The State Bank of Vietnam (SBV) has announced the decision on implementation of Basel II for three banks including Military Commercial Joint Stock Bank (MB), Vietnam Prosperity Commercial Joint Stock Bank (VPBank) and Tien Phong Commercial Joint Stock Bank (TPBank).
These three banks are responsible for completing the contents, ensuring compliance with the provisions of Circular 41/2016 from May 1st 2019.
Before the VPBank, TPBank and MB, three other banks were successfully recognised to have applied the Basel II, including Commercial Joint Stock Bank for Foreign Trade of Vietnam (Vietcombank), Vietnam International Commercial Joint Stock Bank (VIB), and Orient Commercial Joint Stock Bank (OCB).

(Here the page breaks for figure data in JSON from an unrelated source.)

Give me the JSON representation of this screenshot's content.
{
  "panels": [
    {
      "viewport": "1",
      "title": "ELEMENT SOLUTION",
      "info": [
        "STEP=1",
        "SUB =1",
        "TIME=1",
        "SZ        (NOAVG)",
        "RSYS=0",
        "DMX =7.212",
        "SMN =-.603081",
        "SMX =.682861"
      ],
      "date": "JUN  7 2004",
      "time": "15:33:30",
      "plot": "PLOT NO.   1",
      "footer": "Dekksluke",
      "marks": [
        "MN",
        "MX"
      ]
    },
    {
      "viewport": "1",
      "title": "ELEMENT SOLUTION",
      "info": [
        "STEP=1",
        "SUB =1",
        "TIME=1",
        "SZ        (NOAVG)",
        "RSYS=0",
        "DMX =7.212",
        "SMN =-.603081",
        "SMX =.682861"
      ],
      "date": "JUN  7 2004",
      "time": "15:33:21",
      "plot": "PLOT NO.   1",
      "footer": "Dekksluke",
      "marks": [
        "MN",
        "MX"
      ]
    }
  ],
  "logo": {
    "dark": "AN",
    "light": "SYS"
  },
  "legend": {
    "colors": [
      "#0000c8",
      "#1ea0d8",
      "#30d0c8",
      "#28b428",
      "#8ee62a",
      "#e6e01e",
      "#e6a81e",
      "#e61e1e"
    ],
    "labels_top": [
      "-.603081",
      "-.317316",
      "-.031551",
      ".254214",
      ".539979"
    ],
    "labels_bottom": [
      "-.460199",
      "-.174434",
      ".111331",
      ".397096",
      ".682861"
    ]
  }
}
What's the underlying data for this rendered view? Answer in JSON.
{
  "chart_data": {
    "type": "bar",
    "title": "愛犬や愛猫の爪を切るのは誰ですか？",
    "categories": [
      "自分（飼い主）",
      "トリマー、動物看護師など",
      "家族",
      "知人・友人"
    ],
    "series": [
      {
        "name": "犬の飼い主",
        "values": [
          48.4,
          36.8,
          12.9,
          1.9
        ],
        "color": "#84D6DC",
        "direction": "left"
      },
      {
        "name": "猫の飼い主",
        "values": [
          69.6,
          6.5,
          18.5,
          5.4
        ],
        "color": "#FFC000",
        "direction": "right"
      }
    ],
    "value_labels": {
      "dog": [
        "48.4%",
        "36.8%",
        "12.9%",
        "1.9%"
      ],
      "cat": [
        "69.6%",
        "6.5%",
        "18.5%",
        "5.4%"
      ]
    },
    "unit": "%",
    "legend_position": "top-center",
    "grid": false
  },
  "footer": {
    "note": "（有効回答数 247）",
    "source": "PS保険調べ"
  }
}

Under the Basel II standards, the capital adequacy ratio (CAR) of banks needs to reach a minimum of eight percent one percent in arithmetic compared to the Basel I. However, the calculation is more complicated. Report of MB Securities Company assessed that if using the calculation method of the Basel II, CAR of banks (calculated based on the Basel I standards) may drop by one to three percent.
In Vietnam, the Basel II application roadmap set by the SBV includes two phases. In the first phase, the Basel II is piloted at 10 banks from February 2016, including Vietcombank, Commercial Joint Stock Bank for Industry and Trade of Vietnam (VietinBank), Commercial Joint Stock Bank for Investment and Development of Vietnam (BIDV), MB, Saigon Thuong Tin Commercial Joint Stock Bank (Sacombank), Vietnam Technological and Commercial Joint Stock Bank (Techcombank), Asia Commercial Joint Stock Bank (ACB), VPBank, VIB and Maritime Commercial Joint Stock Bank (Maritime Bank). The target in the second phase is that commercial banks basically have equity level complying with the Basel II standards, of which at least 12-15 banks successfully apply this set of standards.
Initially, the time limit for the pilot phase was set from February 2016 to the end of 2018, and the second phase is until 2020. However, under the high pressure of raising equity capital, the deadline to apply the Basel II standards for the pilot bank group has been postponed to 2020.
By meeting the Basel II standards, newly recognised banks will have a more open policy for credit growth room. Credit growth is currently considered as a bottleneck in development and growth for many units. At the press conference in early 2019, the SBV’s deputy Governor Nguyen Thi Hong affirmed that the agency may approve higher credit growth for banks which meet the Basel II.